With these special court appearances, the individuals, judges, attorneys, mental health care professionals, advocates, family members, and others involved in the process meet under conditions more favorable than in a traditional criminal court setting. Several means exist to address the underlying mental health issues related to the criminal act. The individual with mental illness and the court sometimes agree to a mandatory outpatient treatment agreement. Court orders specify that, as a condition of a suspended sentence, the individual must meet certain criteria—take medications as directed, make scheduled mental health care appointments, and pay restitution for damages incurred during the episode. Another concern consists of diminishing the stigma attached to mental illness. Many persons with mental illnesses prefer to be labeled a criminal, rather than mentally ill.5 This clearly indicates the depth of onus attached to these illnesses.
Cooperation between agencies constitutes a key element to successfully implementing a CIT. The investment from all stakeholders—law enforcement, mental health care professionals, advocacy groups, family members, the judicial system, and other concerned community organizations—serves a vital role in organizing and sustaining the process. There are over 2,500 law enforcement agencies across the United States, in addition to some international locations, that have maintained CITs for several years.6 Organizing, planning, and maintaining a CIT requires hard work and dedication. Teams formed with committed participants are the most likely to succeed.

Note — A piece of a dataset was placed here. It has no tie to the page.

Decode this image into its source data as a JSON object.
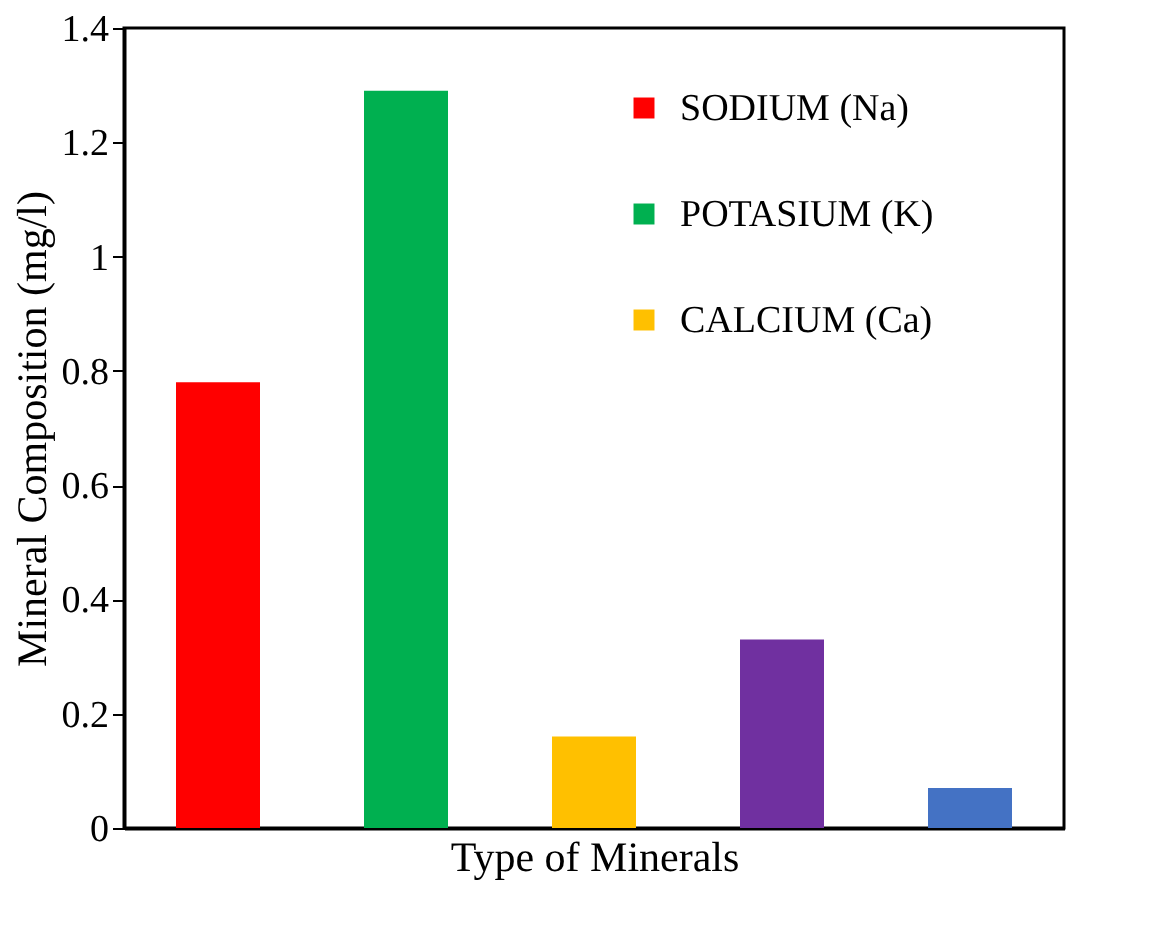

Many agencies use similar models for responding to service calls involving mental health crises. When a model meets the needs of the community, there is no reason to change. A writer and university professor once said, “There is nothing as useless as doing efficiently that which should not be done at all.”7 Therefore, if changing models serves only to moderately improve efficiency then adopting that measure is not necessary.
Ideally, agencies consider a variety of factors before instituting the Crisis Intervention Team process. Careful consideration for identifying community needs, available resources, and level of cooperation and interest from stakeholders all play an important role in the success of the CIT process. Agencies should understand that providing some training in this area is better than supplying none at all.8 For law enforcement organizations seriously considering revitalizing an existing strategic plan or implementing a new model for responding to mental health crises, a CIT presents an excellent option.9
1 National Alliance on Mental Illness (NAMI), www.nami.org (accessed April 10, 2012).
2 National Survey on Drug Use and Health, www.nimh.nih.gov/statistics/SMI_AASR.shtml (accessed April 10, 2012).
3 Quote from Tony (Anthony) Robbins, American life coach, motivational speaker, and bestselling writer.
4 National Alliance on Mental Illness (NAMI).
5 The Crisis Intervention Institute at the University of Memphis, Memphis, Tennessee, www.cit.memphis.edu (accessed April 16, 2012).
6 U.S. Department of Justice, Office of Community Oriented Policing Services, People with Mental Illness, (Washington, DC, 2006).
7 Quote from Peter Drucker, writer, management consultant, university professor, and 2002 Presidential Medal of Freedom winner.
8 National Alliance on Mental Illness (NAMI).
9 National Alliance on Mental Illness (NAMI).